Ag Secretary vows to help ‘right-size’ agricultural research budget

Agriculture Secretary Sonny Perdue sees nothing but good in collaboration between federal and state agencies at Stoneville, Miss.

Agriculture Secretary Sonny Perdue says the administration’s budget “may have missed the mark” when it comes to agricultural research funding, and he pledged to work to “right-size” that part of the budget for agriculture.

Secretary Perdue’s comments came during a hearing held by the Agricultural Appropriations Subcommittee of the Senate Appropriations Committee, which is chaired by Mississippi Sen. Thad Cochran.

Perdue and Cochran sat next to each other on the stage at the Delta Council’s annual meeting where the secretary gave the keynote address a few days before on Friday, June 9. One of Perdue’s themes was rebuilding the rural economy, including helping state and federal research agencies improve their collaboration.

“Many people are looking at this year’s budget with hope and despair,” said Cochran, speaking at the Appropriations Subcommittee hearing. “We’re going to go through a thoughtful process to determine appropriate funding levels for agriculture research and programs that support American producers.
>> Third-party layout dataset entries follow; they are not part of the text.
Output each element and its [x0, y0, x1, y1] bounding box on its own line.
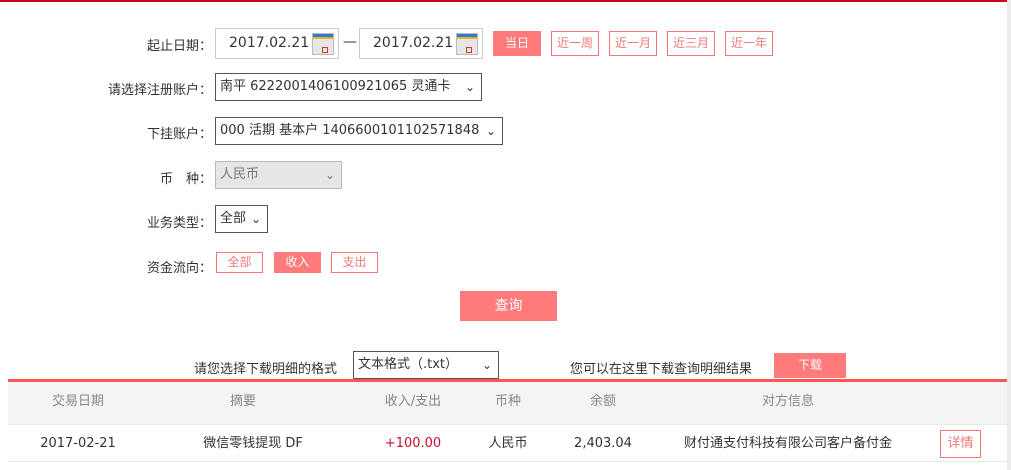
- calendar-icon[interactable]: [456, 33, 478, 55]
- download-format-label: 请您选择下载明细的格式: [194, 362, 338, 377]
- cell-date: 2017-02-21: [40, 436, 116, 451]
- biz-type-label: 业务类型：: [146, 216, 212, 231]
- range-today-button[interactable]: 当日: [493, 31, 541, 56]
- top-border: [0, 0, 1007, 2]
- currency-label: 币 种：: [159, 172, 212, 187]
- header-amount: 收入/支出: [384, 394, 442, 409]
- calendar-icon[interactable]: [312, 33, 334, 55]
- flow-all-button[interactable]: 全部: [216, 252, 263, 273]
- chevron-down-icon: ⌄: [250, 212, 261, 226]
- end-date-value: 2017.02.21: [373, 35, 454, 51]
- header-summary: 摘要: [229, 394, 256, 409]
- biz-type-value: 全部: [220, 211, 247, 226]
- table-top-border: [8, 379, 1007, 382]
- start-date-value: 2017.02.21: [229, 35, 310, 51]
- biz-type-select[interactable]: 全部 ⌄: [215, 205, 268, 233]
- range-month-button[interactable]: 近一月: [609, 31, 657, 56]
- currency-value: 人民币: [220, 167, 260, 182]
- chevron-down-icon: ⌄: [481, 358, 492, 372]
- download-button[interactable]: 下载: [774, 353, 846, 378]
- end-date-input[interactable]: 2017.02.21: [359, 28, 483, 59]
- reg-account-value: 南平 6222001406100921065 灵通卡: [220, 79, 451, 94]
- cell-counterparty: 财付通支付科技有限公司客户备付金: [683, 436, 892, 451]
- detail-button[interactable]: 详情: [940, 430, 981, 458]
- download-format-value: 文本格式（.txt）: [358, 357, 459, 372]
- table-header: 交易日期 摘要 收入/支出 币种 余额 对方信息: [8, 382, 1007, 424]
- chevron-down-icon: ⌄: [464, 80, 475, 94]
- cell-balance: 2,403.04: [574, 436, 632, 451]
- sub-account-value: 000 活期 基本户 1406600101102571848: [220, 123, 480, 138]
- date-label: 起止日期：: [146, 39, 212, 54]
- range-week-button[interactable]: 近一周: [551, 31, 599, 56]
- reg-account-label: 请选择注册账户：: [107, 83, 212, 98]
- range-3month-button[interactable]: 近三月: [667, 31, 715, 56]
- start-date-input[interactable]: 2017.02.21: [215, 28, 339, 59]
- table-row: 2017-02-21 微信零钱提现 DF +100.00 人民币 2,403.0…: [8, 424, 1007, 462]
- flow-expense-button[interactable]: 支出: [331, 252, 378, 273]
- range-year-button[interactable]: 近一年: [725, 31, 773, 56]
- reg-account-select[interactable]: 南平 6222001406100921065 灵通卡 ⌄: [215, 73, 482, 101]
- flow-label: 资金流向：: [146, 261, 212, 276]
- sub-account-select[interactable]: 000 活期 基本户 1406600101102571848 ⌄: [215, 117, 503, 145]
- query-button[interactable]: 查询: [460, 291, 557, 321]
- header-currency: 币种: [494, 394, 521, 409]
- header-counterparty: 对方信息: [761, 394, 814, 409]
- header-date: 交易日期: [51, 394, 104, 409]
- download-hint: 您可以在这里下载查询明细结果: [570, 362, 753, 377]
- flow-income-button[interactable]: 收入: [274, 252, 321, 273]
- chevron-down-icon: ⌄: [324, 168, 335, 182]
- cell-summary: 微信零钱提现 DF: [203, 436, 303, 451]
- date-separator: —: [343, 34, 357, 50]
- chevron-down-icon: ⌄: [485, 124, 496, 138]
- sub-account-label: 下挂账户：: [146, 127, 212, 142]
- currency-select[interactable]: 人民币 ⌄: [215, 161, 342, 189]
- scrollbar[interactable]: [1007, 0, 1011, 470]
- download-format-select[interactable]: 文本格式（.txt） ⌄: [353, 351, 499, 379]
- header-balance: 余额: [589, 394, 616, 409]
- cell-amount: +100.00: [384, 436, 442, 451]
- cell-currency: 人民币: [488, 436, 528, 451]
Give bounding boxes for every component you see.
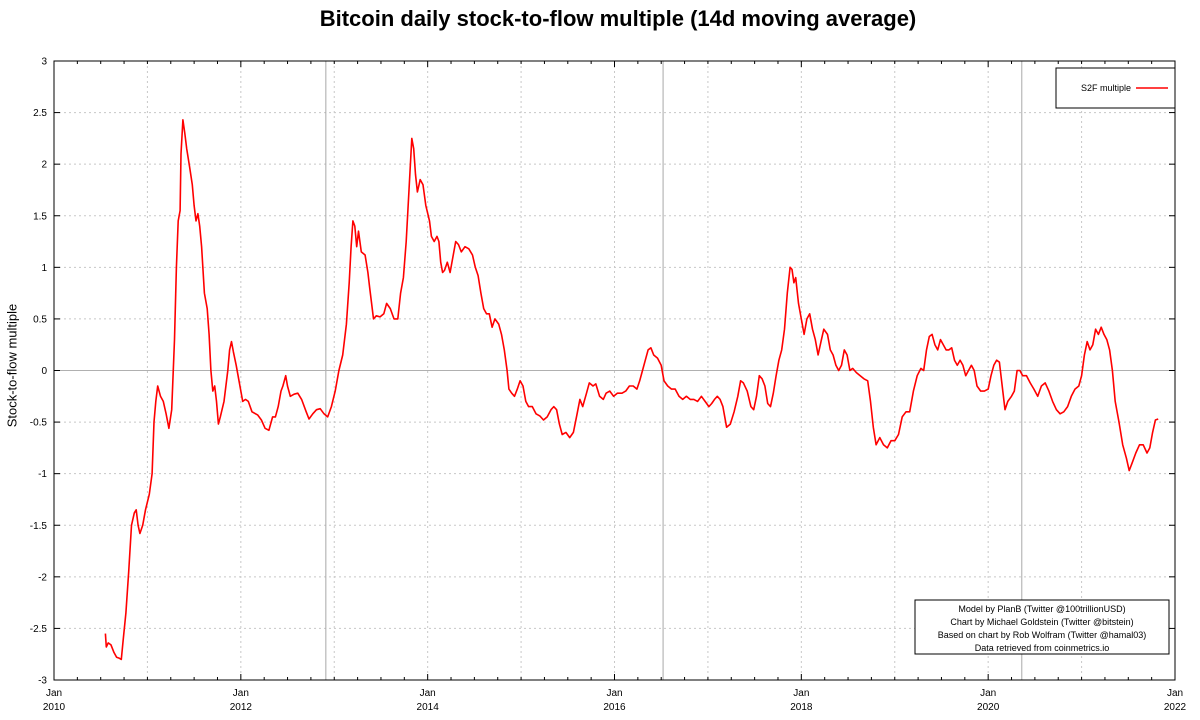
- x-tick-label: Jan: [233, 688, 249, 699]
- axis-layer: 32.521.510.50-0.5-1-1.5-2-2.5-3Jan2010Ja…: [30, 57, 1187, 714]
- y-tick-label: 0.5: [33, 314, 47, 325]
- y-tick-label: 2.5: [33, 108, 47, 119]
- credits-box: Model by PlanB (Twitter @100trillionUSD)…: [914, 599, 1170, 655]
- y-tick-label: -2: [38, 572, 47, 583]
- x-tick-label: Jan: [606, 688, 622, 699]
- grid-layer: [54, 61, 1175, 680]
- y-tick-label: 2: [41, 160, 47, 171]
- x-tick-year-label: 2010: [43, 702, 66, 713]
- legend: S2F multiple: [1055, 67, 1176, 109]
- x-tick-label: Jan: [793, 688, 809, 699]
- series-layer: [104, 119, 1159, 661]
- credit-line: Model by PlanB (Twitter @100trillionUSD): [958, 604, 1125, 614]
- y-tick-label: -3: [38, 676, 47, 687]
- y-tick-label: -0.5: [30, 418, 48, 429]
- credit-line: Chart by Michael Goldstein (Twitter @bit…: [950, 617, 1133, 627]
- y-tick-label: 3: [41, 57, 47, 68]
- credit-line: Data retrieved from coinmetrics.io: [975, 643, 1110, 653]
- x-tick-year-label: 2022: [1164, 702, 1187, 713]
- y-tick-label: -1.5: [30, 521, 48, 532]
- y-tick-label: -2.5: [30, 624, 48, 635]
- x-tick-year-label: 2018: [790, 702, 813, 713]
- plot-frame: [53, 60, 1176, 681]
- x-tick-year-label: 2020: [977, 702, 1000, 713]
- x-tick-year-label: 2016: [603, 702, 626, 713]
- credit-line: Based on chart by Rob Wolfram (Twitter @…: [938, 630, 1147, 640]
- y-tick-label: 1: [41, 263, 47, 274]
- x-tick-label: Jan: [46, 688, 62, 699]
- x-tick-year-label: 2014: [417, 702, 440, 713]
- x-tick-year-label: 2012: [230, 702, 253, 713]
- credits-frame: [914, 599, 1170, 655]
- legend-label: S2F multiple: [1081, 83, 1131, 93]
- y-tick-label: 1.5: [33, 211, 47, 222]
- x-tick-label: Jan: [1167, 688, 1183, 699]
- series-line-s2f-multiple: [104, 119, 1159, 661]
- x-tick-label: Jan: [980, 688, 996, 699]
- y-tick-label: 0: [41, 366, 47, 377]
- x-tick-label: Jan: [420, 688, 436, 699]
- chart-title: Bitcoin daily stock-to-flow multiple (14…: [319, 6, 917, 31]
- y-tick-label: -1: [38, 469, 47, 480]
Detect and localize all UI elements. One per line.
“Secretary Perdue has indicated his readiness to work with us through this important process. I look forward to working with him to make appropriations available in a responsible way.”

Cochran singled out the proposed funding levels for the Agriculture Research Service, which has a regional office headquartered in Stoneville. The administration’s budget request would reduce funding for ARS as a part of a 21 percent funding reduction for the USDA overall.

Responding to Cochran, Perdue praised agriculture research conducted in Mississippi and pledged to “work to right-size the budget.

“You and I were just at the Delta Council at the Stoneville research facility, which in my opinion is one of the best examples of the collaboration between our land grant universities in this case Mississippi State University, and our ARS of the USDA,” Perdue said. “It was a seamless operation, and I don’t think those people even knew whether they had a Mississippi State shirt on, extension agent or ARS, the way they were working together collaboratively.

“I think research is one of those areas where we may have missed the mark,” the Secretary noted. “I believe we can work to right-size the budget because research is really the basis for our agricultural productivity today.”

Cochran also submitted questions to Perdue regarding the budget request to eliminate several programs, including: the Water and Wastewater Grant program, which supports rural community water systems; and the Rural Business Cooperative Service, a loan and grant program to promote business and employment in rural areas.